Knowing that we have all this work to do, and knowing that we can't do everything at once, particularly given the resource constraints we all have at any given time, I think it's important that we make our choices strategically about what we're going to take on. Now that, of course, is a challenging thing, because all these problems seem very important. So we are going to have to use public health risk as an important criterion for making those choices, and yet I think we can't do that alone.

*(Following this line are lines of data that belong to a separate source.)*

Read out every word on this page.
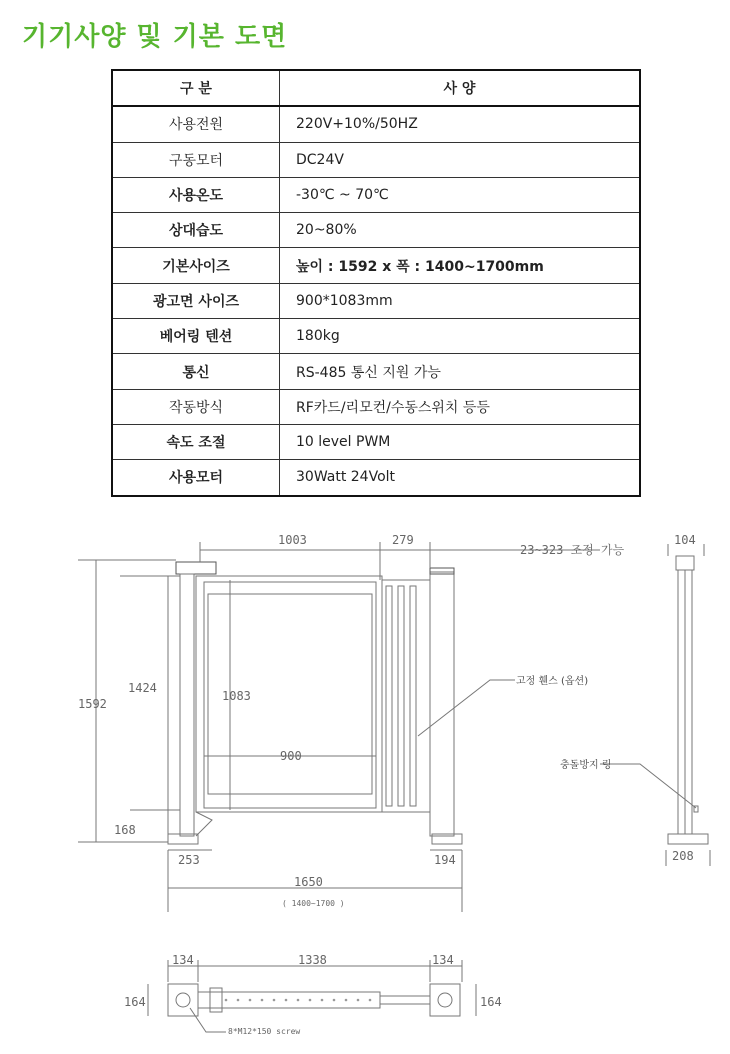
기기사양 및 기본 도면
구 분	사 양
사용전원	220V+10%/50HZ
구동모터	DC24V
사용온도	-30℃ ~ 70℃
상대습도	20~80%
기본사이즈	높이 : 1592 x 폭 : 1400~1700mm
광고면 사이즈	900*1083mm
베어링 텐션	180kg
통신	RS-485 통신 지원 가능
작동방식	RF카드/리모컨/수동스위치 등등
속도 조절	10 level PWM
사용모터	30Watt 24Volt
1003	279
23~323 조정 가능
104
1592
1424
1083
900
168
253	194	208
1650
( 1400~1700 )
134	1338	134
164	164
8*M12*150 screw
고정 휀스 (옵션)
충돌방지 링
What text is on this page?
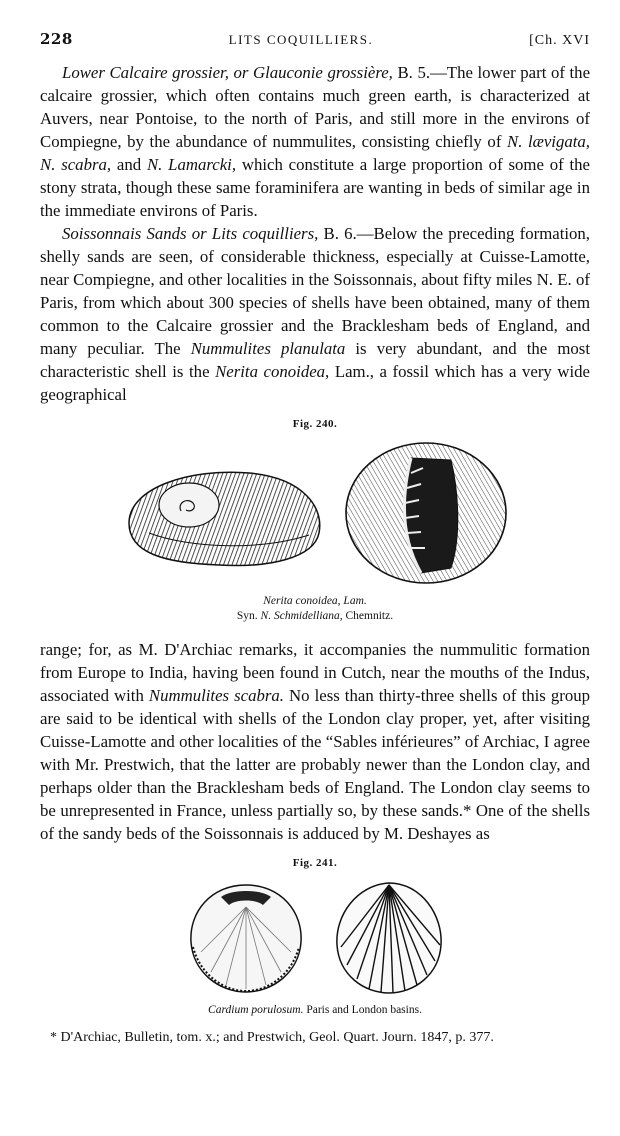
228	LITS COQUILLIERS.	[Ch. XVI

Lower Calcaire grossier, or Glauconie grossière, B. 5.—The lower part of the calcaire grossier, which often contains much green earth, is characterized at Auvers, near Pontoise, to the north of Paris, and still more in the environs of Compiegne, by the abundance of nummulites, consisting chiefly of N. lævigata, N. scabra, and N. Lamarcki, which constitute a large proportion of some of the stony strata, though these same foraminifera are wanting in beds of similar age in the immediate environs of Paris.

Soissonnais Sands or Lits coquilliers, B. 6.—Below the preceding formation, shelly sands are seen, of considerable thickness, especially at Cuisse-Lamotte, near Compiegne, and other localities in the Soissonnais, about fifty miles N. E. of Paris, from which about 300 species of shells have been obtained, many of them common to the Calcaire grossier and the Bracklesham beds of England, and many peculiar. The Nummulites planulata is very abundant, and the most characteristic shell is the Nerita conoidea, Lam., a fossil which has a very wide geographical

Fig. 240.
Nerita conoidea, Lam.
Syn. N. Schmidelliana, Chemnitz.

range; for, as M. D'Archiac remarks, it accompanies the nummulitic formation from Europe to India, having been found in Cutch, near the mouths of the Indus, associated with Nummulites scabra. No less than thirty-three shells of this group are said to be identical with shells of the London clay proper, yet, after visiting Cuisse-Lamotte and other localities of the “Sables inférieures” of Archiac, I agree with Mr. Prestwich, that the latter are probably newer than the London clay, and perhaps older than the Bracklesham beds of England. The London clay seems to be unrepresented in France, unless partially so, by these sands.* One of the shells of the sandy beds of the Soissonnais is adduced by M. Deshayes as

Fig. 241.
Cardium porulosum. Paris and London basins.
* D'Archiac, Bulletin, tom. x.; and Prestwich, Geol. Quart. Journ. 1847, p. 377.
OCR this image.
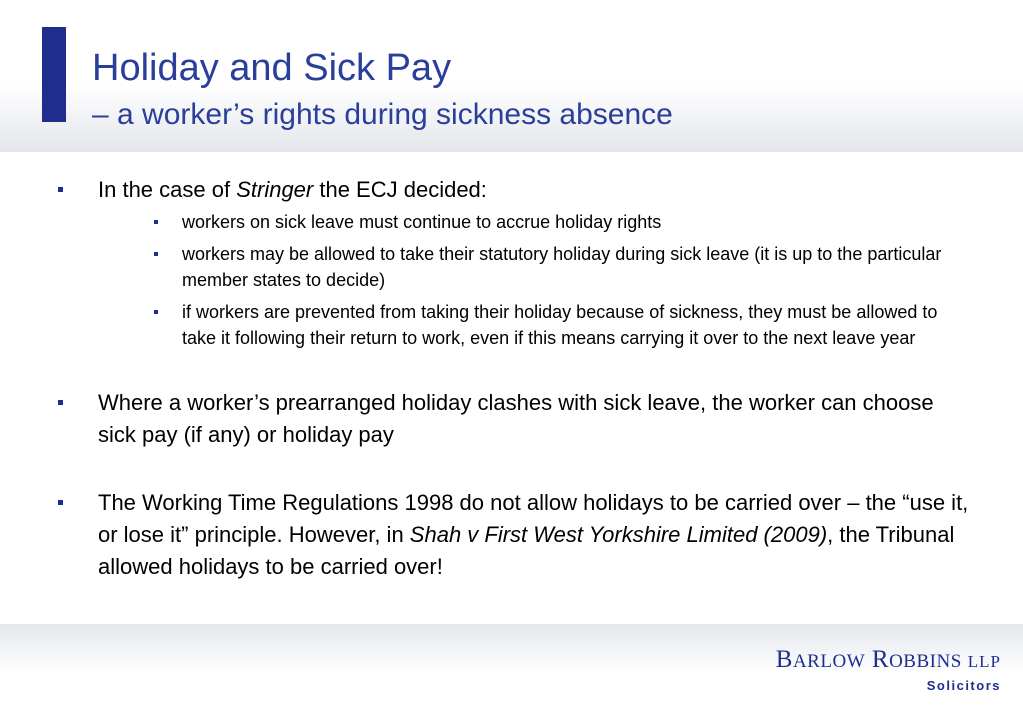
Holiday and Sick Pay
– a worker’s rights during sickness absence
In the case of Stringer the ECJ decided:
workers on sick leave must continue to accrue holiday rights
workers may be allowed to take their statutory holiday during sick leave (it is up to the particular member states to decide)
if workers are prevented from taking their holiday because of sickness, they must be allowed to take it following their return to work, even if this means carrying it over to the next leave year
Where a worker’s prearranged holiday clashes with sick leave, the worker can choose sick pay (if any) or holiday pay
The Working Time Regulations 1998 do not allow holidays to be carried over – the “use it, or lose it” principle. However, in Shah v First West Yorkshire Limited (2009), the Tribunal allowed holidays to be carried over!
BARLOW ROBBINS LLP
Solicitors
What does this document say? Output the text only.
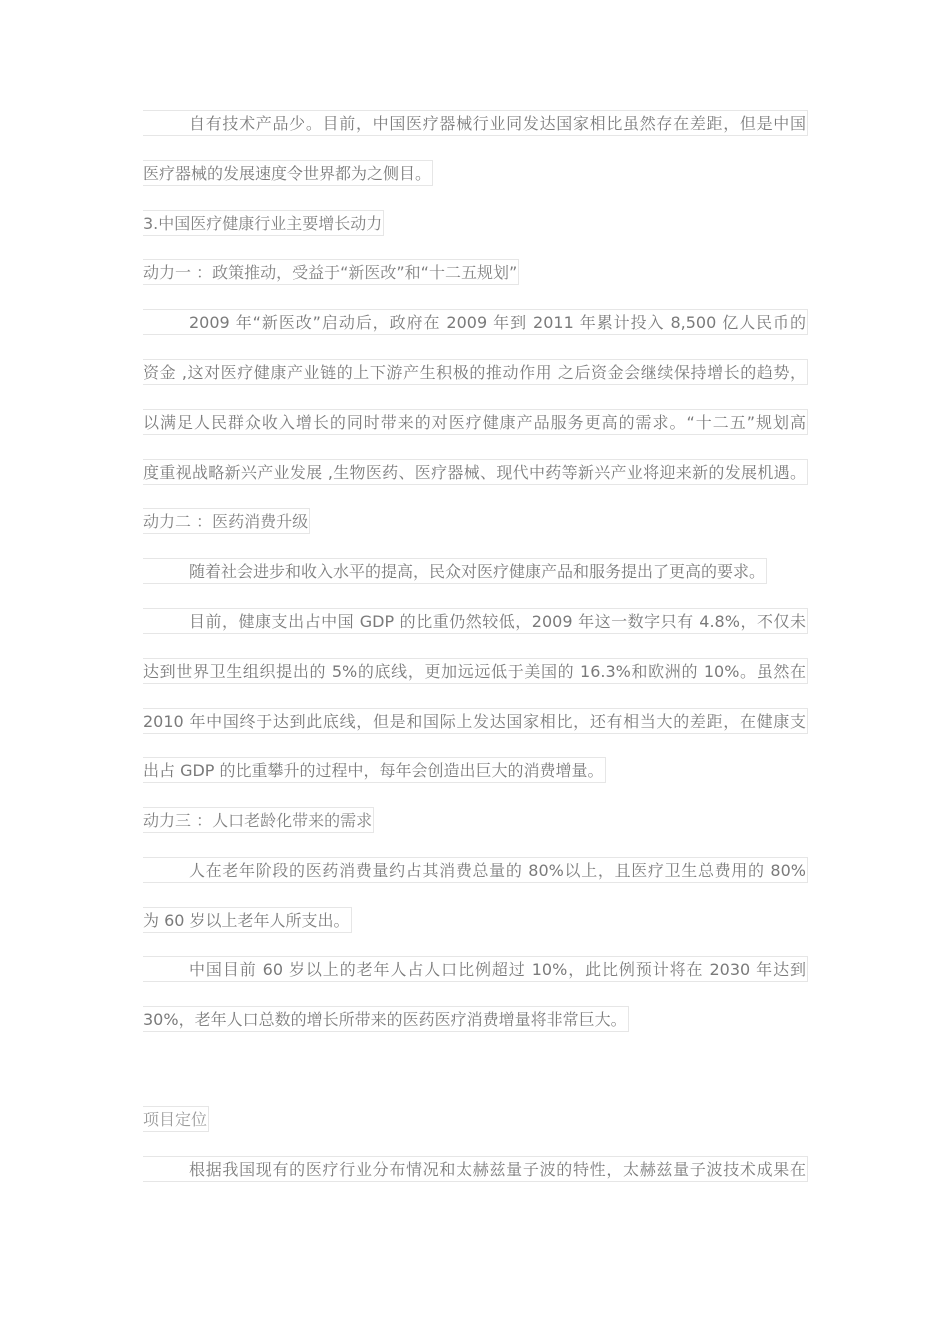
自有技术产品少。目前，中国医疗器械行业同发达国家相比虽然存在差距，但是中国
医疗器械的发展速度令世界都为之侧目。
3.中国医疗健康行业主要增长动力
动力一 ：政策推动，受益于“新医改”和“十二五规划”
2009 年“新医改”启动后，政府在 2009 年到 2011 年累计投入 8,500 亿人民币的
资金 ,这对医疗健康产业链的上下游产生积极的推动作用 之后资金会继续保持增长的趋势，
以满足人民群众收入增长的同时带来的对医疗健康产品服务更高的需求。“十二五”规划高
度重视战略新兴产业发展 ,生物医药、医疗器械、现代中药等新兴产业将迎来新的发展机遇。
动力二 ：医药消费升级
随着社会进步和收入水平的提高，民众对医疗健康产品和服务提出了更高的要求。
目前，健康支出占中国 GDP 的比重仍然较低，2009 年这一数字只有 4.8%，不仅未
达到世界卫生组织提出的 5%的底线，更加远远低于美国的 16.3%和欧洲的 10%。虽然在
2010 年中国终于达到此底线，但是和国际上发达国家相比，还有相当大的差距，在健康支
出占 GDP 的比重攀升的过程中，每年会创造出巨大的消费增量。
动力三 ：人口老龄化带来的需求
人在老年阶段的医药消费量约占其消费总量的 80%以上，且医疗卫生总费用的 80%
为 60 岁以上老年人所支出。
中国目前 60 岁以上的老年人占人口比例超过 10%，此比例预计将在 2030 年达到
30%，老年人口总数的增长所带来的医药医疗消费增量将非常巨大。
项目定位
根据我国现有的医疗行业分布情况和太赫兹量子波的特性，太赫兹量子波技术成果在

That's why events like this are very important to get feedback, and there are other forums where we can get feedback. In essence, I believe what we're building here is that we're building a learning system. We're learning about what's happening in the food chain, what interventions work better, and I think that, to do that, we're going to have to look at a number of ways where we can shorten the feedback cycle, more timeliness of data, and there are technological aspects to that; new technologies are coming online all the time.
I'm sure many of you in this room are carrying around some kind of wireless device that has more computing power than was in an entire room perhaps 30 years ago. And so things are changing, and our ability to bring data together is increasing, and I think it’s going to change more rapidly as we go forward.
The other thing I think is pretty clear is that collaboration and participation are very, very important. You've seen evidence today of the collaboration that's happening at the federal level. You've heard a little bit of talk of collaboration at both Federal, state, and local levels, and there needs to be a lot more of that. I know there was one very challenging question we got there: what can you do quickest.
And I guess, in some sense, where you stand depends on where you sit. And I run a planning office, and to me one of the best things we can do is more of this, better planning, better sharing of information, and connecting the dots through that kind of transparency and collaboration. I think, though, in the end, we really need to remember why we're doing all of this.
It's, yes, to improve how we're regulating and improving public health, but ultimately it does get down to every one of us who has to eat, and protecting the safety of the food supply, and also making sure that there is public confidence, consumer confidence in the food supply and in how well we're overseeing it. I think that was an excellent point that Dr. Brackett brought into this, but we can't lose sight of that, because if the public loses confidence in the regulator's ability, or other public health agencies’ ability to protect it, if we lose confidence in the ability of industry to produce, through their supply chain, safe and nutritious and wholesome food, then we all lose as a society and in many different ways. So it's important, through this measurement system, and through the transparency and participation that we're doing through forums like this, I believe, to help strengthen and build up that trust and confidence in what we're doing.
Really, I don't want to spend a lot more time making observations. I think it's important for us to take stock of what we heard today, look forward to other topics that we might be able to present in these kinds of forums, and work together to make it a better food safety system. Thank you again for your participation and your attention, and we look forward to other meetings coming up soon.